Every other vehicle type seems to have too high a carbon-cost for the results attained (e.g., our individual and group convenience in our way of life, our thriving, our sustainment, our survival in an increasingly crowded world). This high cost comes from eventually having to clean up our production bi-products, or else begin to irreparably damage many species on a planetary scale, including our own, and perhaps perish.
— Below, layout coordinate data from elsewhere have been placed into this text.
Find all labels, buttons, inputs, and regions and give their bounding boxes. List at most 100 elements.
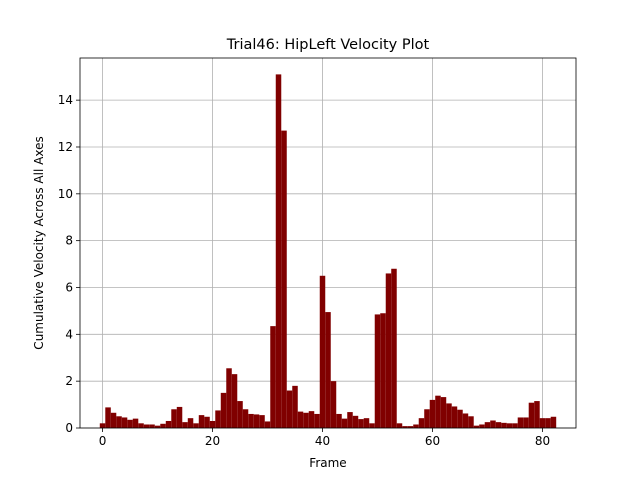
bar [457,409,463,428]
bar [105,407,111,428]
bar [319,275,326,428]
bar [451,406,458,428]
bar [259,415,265,428]
bar [341,418,348,428]
bar [435,395,441,428]
bar [242,409,249,428]
bar [314,413,320,428]
bar [391,268,397,428]
bar [138,423,144,428]
bar [248,413,254,428]
bar [473,425,480,428]
bar [462,413,469,428]
x-tick-label: 40 [315,434,330,448]
x-tick-label: 20 [205,434,220,448]
bar [281,130,287,428]
bar [292,385,298,428]
bar [121,417,128,428]
bar [380,313,386,428]
y-tick-label: 2 [65,374,73,388]
bar [440,397,447,428]
bar [418,418,425,428]
bar [413,424,419,428]
bar [402,426,408,428]
bar [237,401,243,428]
bar [336,413,342,428]
bar [374,314,381,428]
bar [143,424,150,428]
x-axis: 0 20 40 60 80 [99,428,550,448]
bar [187,418,194,428]
x-tick-label: 60 [425,434,440,448]
bar [484,422,491,428]
bar [534,401,540,428]
bar [160,423,166,428]
bar [275,74,282,429]
bar [512,423,518,428]
x-tick-label: 0 [99,434,107,448]
bar [116,416,122,428]
bar [99,423,106,428]
y-tick-label: 12 [58,140,73,154]
bar [264,421,271,428]
bar [231,374,238,428]
bar [369,423,375,428]
bar [528,402,535,428]
bar [270,326,276,428]
bar [479,424,485,428]
chart-title: Trial46: HipLeft Velocity Plot [226,37,430,53]
bar [545,418,551,428]
bar [495,422,502,428]
bar [253,414,260,428]
bar [209,420,216,428]
bar [352,415,359,428]
bar [468,416,474,428]
grid-lines [80,58,576,429]
y-axis-label: Cumulative Velocity Across All Axes [32,136,46,349]
y-tick-label: 14 [58,93,73,107]
bar [154,425,161,428]
bar [182,422,188,428]
y-tick-label: 0 [65,421,73,435]
bar [215,410,221,428]
x-tick-label: 80 [535,434,550,448]
bar [330,381,337,428]
bar [429,399,436,428]
y-axis: 0 2 4 6 8 10 12 14 [58,93,80,435]
bar [396,423,403,428]
bar [325,312,331,428]
x-axis-label: Frame [309,456,346,470]
bar [501,422,507,428]
bar [297,411,304,428]
bar [198,415,205,428]
bar [176,406,183,428]
bar [165,420,172,428]
bar [385,273,392,428]
bar [171,409,177,428]
y-tick-label: 8 [65,234,73,248]
bar-series [99,74,557,429]
bar [149,424,155,428]
plot-frame [79,57,577,429]
bar [303,412,309,428]
bar [347,412,353,428]
bar [363,418,370,428]
bar [193,423,199,428]
bar [517,417,524,428]
bar [286,390,293,428]
bar [308,411,315,428]
y-tick-label: 4 [65,327,73,341]
bar [446,403,452,428]
bar [539,418,546,428]
bar [132,418,139,428]
bar [523,417,529,428]
bar [358,419,364,428]
bar [220,392,227,428]
bar [407,426,414,428]
bar [226,368,232,428]
bar [110,412,117,428]
bar [550,416,557,428]
bar [490,420,496,428]
bar [424,409,430,428]
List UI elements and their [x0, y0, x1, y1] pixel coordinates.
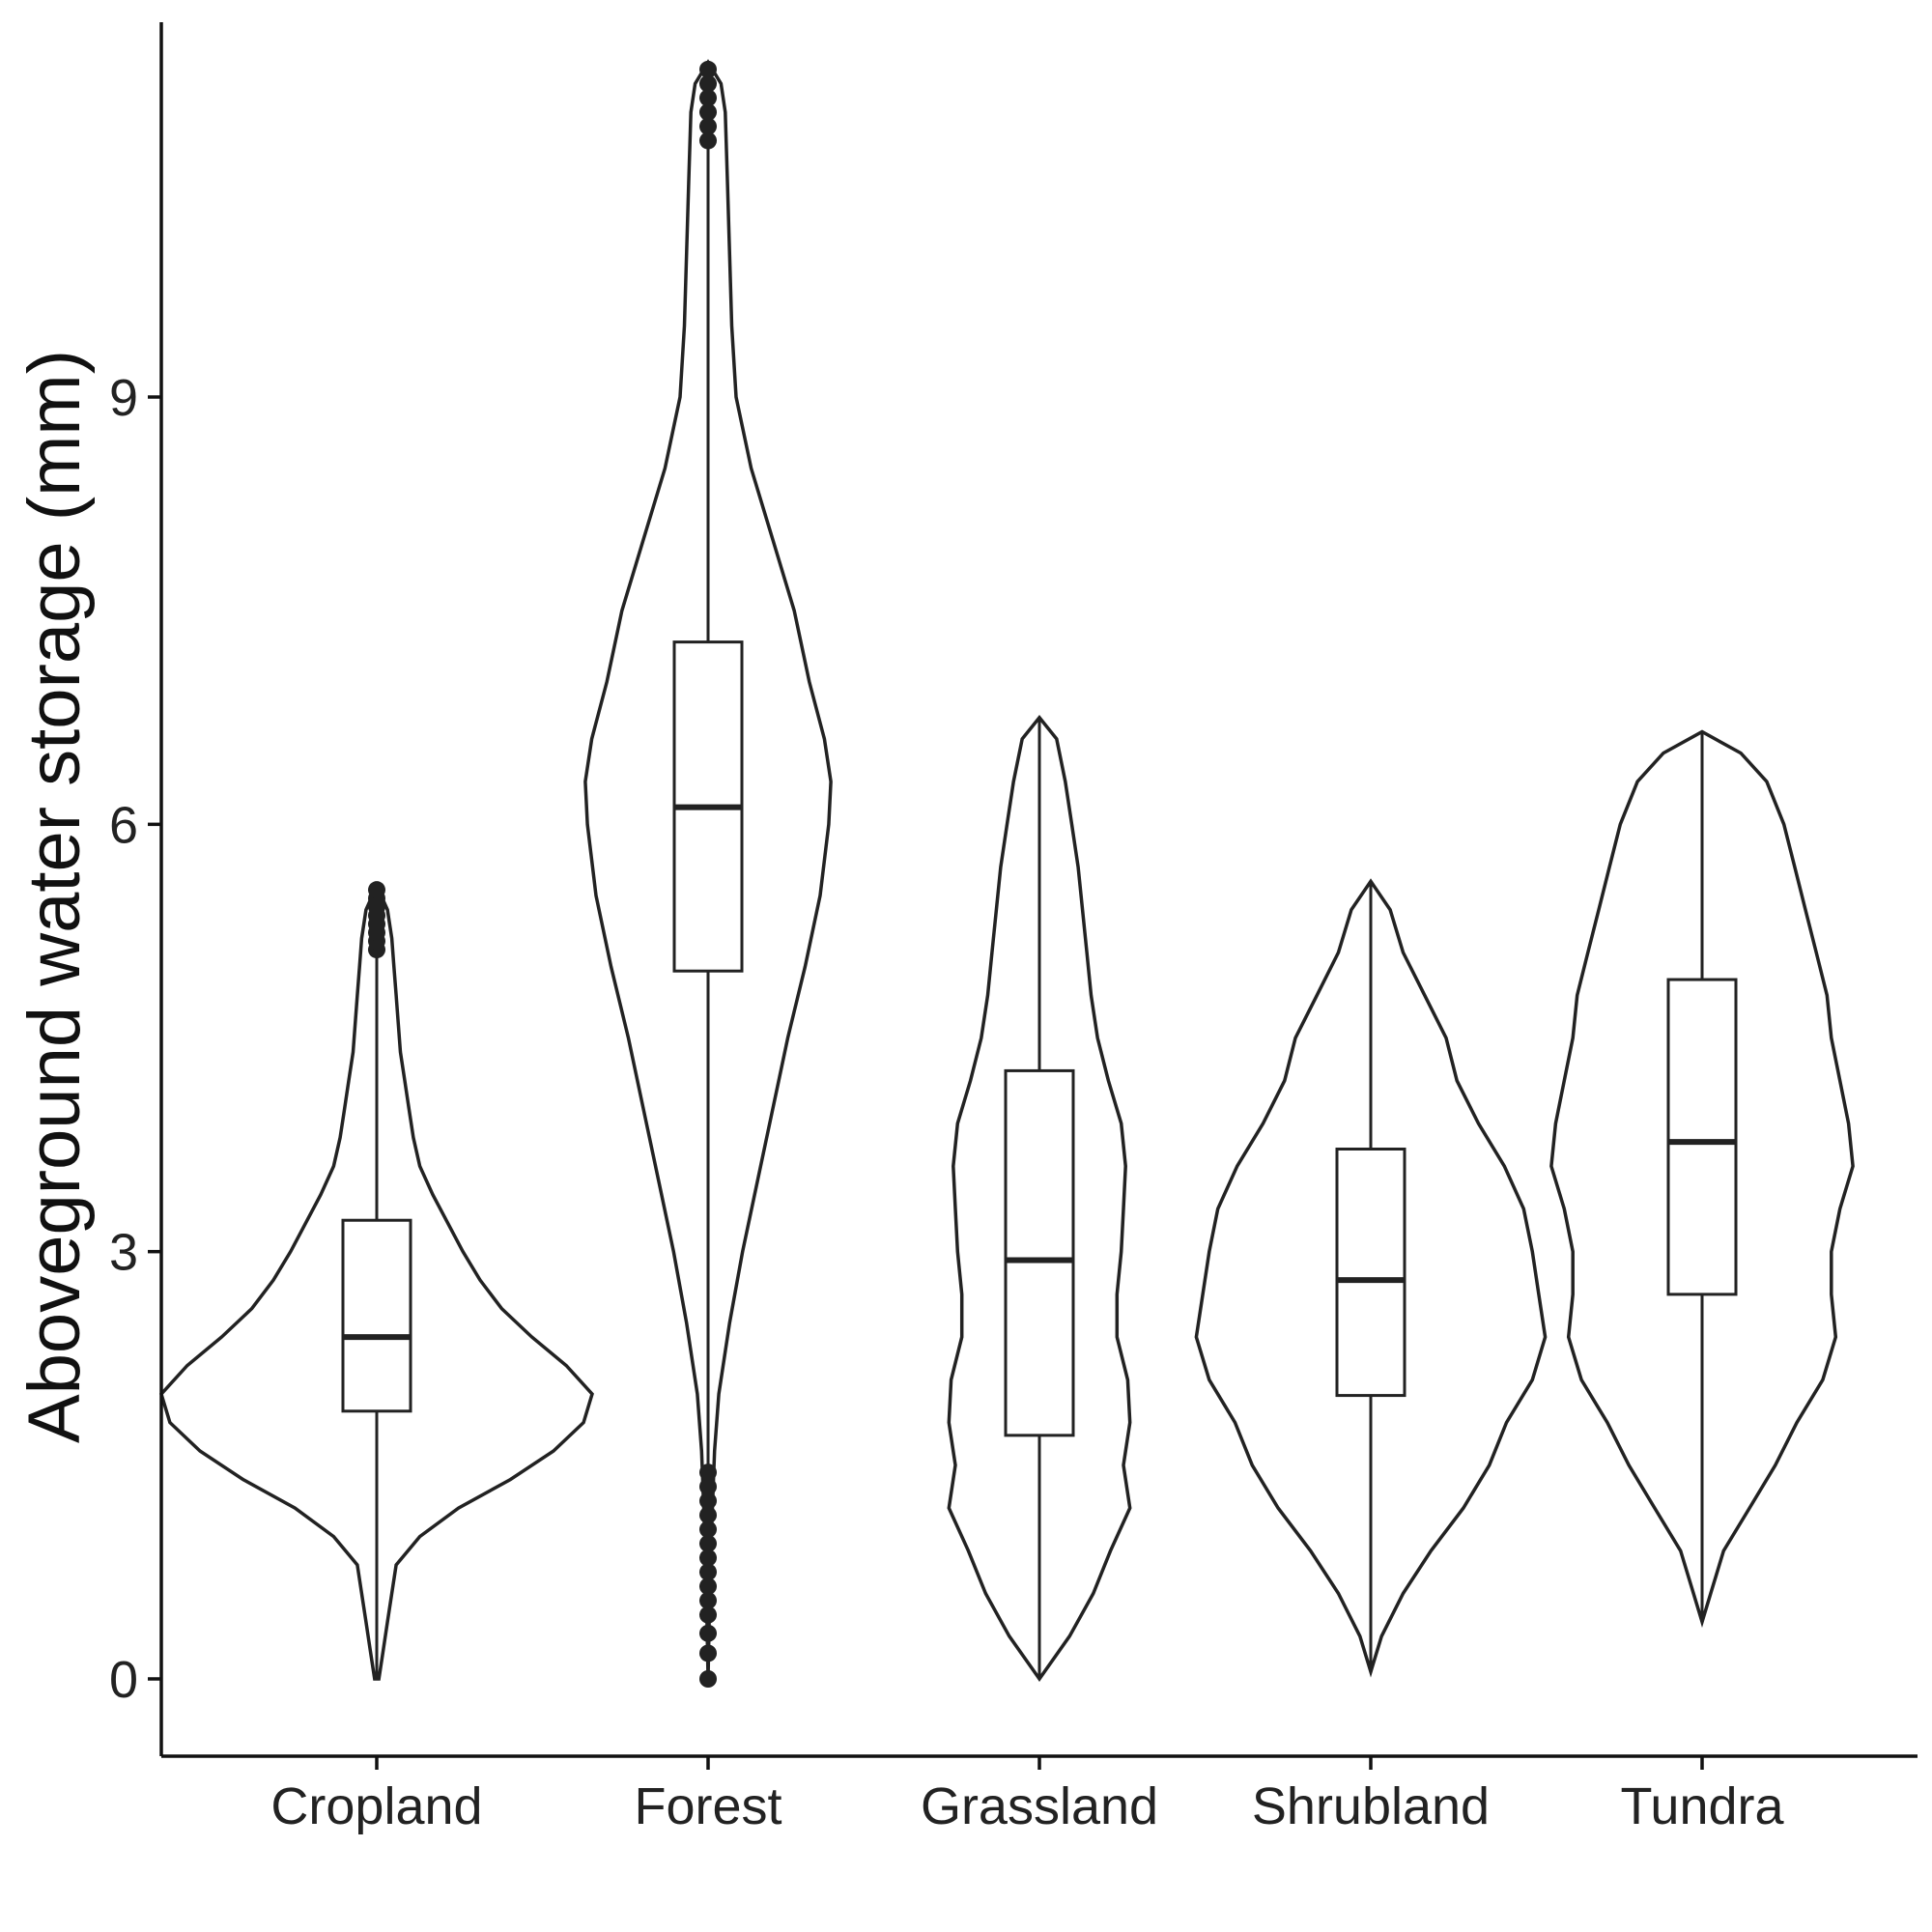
y-tick-label-0: 0 [109, 1651, 138, 1709]
outlier-forest-18 [699, 74, 717, 93]
outlier-forest-2 [699, 1624, 717, 1642]
outlier-forest-1 [699, 1644, 717, 1662]
x-tick-label-tundra: Tundra [1620, 1777, 1784, 1835]
outlier-forest-5 [699, 1577, 717, 1596]
outlier-forest-16 [699, 103, 717, 122]
outlier-forest-10 [699, 1506, 717, 1524]
outlier-forest-15 [699, 117, 717, 135]
outlier-cropland-7 [368, 881, 385, 899]
outlier-forest-7 [699, 1548, 717, 1567]
box-tundra [1666, 978, 1738, 1296]
outlier-forest-14 [699, 131, 717, 150]
x-tick-label-grassland: Grassland [921, 1777, 1158, 1835]
outlier-forest-13 [699, 1463, 717, 1482]
y-tick-label-6: 6 [109, 796, 138, 854]
outlier-forest-3 [699, 1605, 717, 1624]
outlier-forest-0 [699, 1670, 717, 1688]
box-grassland [1004, 1068, 1075, 1437]
y-tick-label-3: 3 [109, 1224, 138, 1282]
box-shrubland [1335, 1148, 1406, 1398]
outlier-forest-8 [699, 1534, 717, 1552]
violin-shrubland [1194, 878, 1548, 1678]
outlier-forest-17 [699, 89, 717, 107]
outlier-forest-9 [699, 1520, 717, 1539]
outlier-forest-19 [699, 60, 717, 78]
y-tick-label-9: 9 [109, 369, 138, 427]
y-axis-title: Aboveground water storage (mm) [14, 350, 96, 1443]
box-cropland [341, 1218, 412, 1413]
x-tick-label-shrubland: Shrubland [1252, 1777, 1490, 1835]
x-tick-label-cropland: Cropland [270, 1777, 482, 1835]
outlier-forest-12 [699, 1477, 717, 1495]
plot-area [159, 59, 1855, 1688]
x-tick-label-forest: Forest [634, 1777, 781, 1835]
axes: Cropland Forest Grassland Shrubland Tundra 0 3… [109, 22, 1918, 1835]
outlier-forest-4 [699, 1591, 717, 1609]
outlier-forest-11 [699, 1492, 717, 1510]
outlier-forest-6 [699, 1563, 717, 1581]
I would describe it as follows. Count the number of "conversion" steps from the natural source (e.g., sun, wind, soil, sea, volcanic/geo-thermal, geologic hydrocarbon, nuclear forces) to the delivery of the results we value (e.g., free vehicle mileage with no maintenance), calculate the collection cost (i.e., collecting, storing, loading into production mechanism such as vehicle) per use, calculate the collection infrastructure/manufacturing and maintenance costs, calculate the greenhouse gas remediation costs (e.g., carbon costs). Plug those into a formula, and see which source/collection/conversion/production/remediation life cycle scenario has the highest overall value to the planet (not to the person, nation, industry, or our species). Note that the greenhouse-gas remediation cost will probably be a dominant factor in determining this value of planetary energy consumption for planetary production.
I would speculate that this formula would show solar and nuclear to be the most efficient energy sources overall, with these also having the least likelihood of disrupting the planetary balance between our needs for production and the planet's need to sustain and enrich itself and us.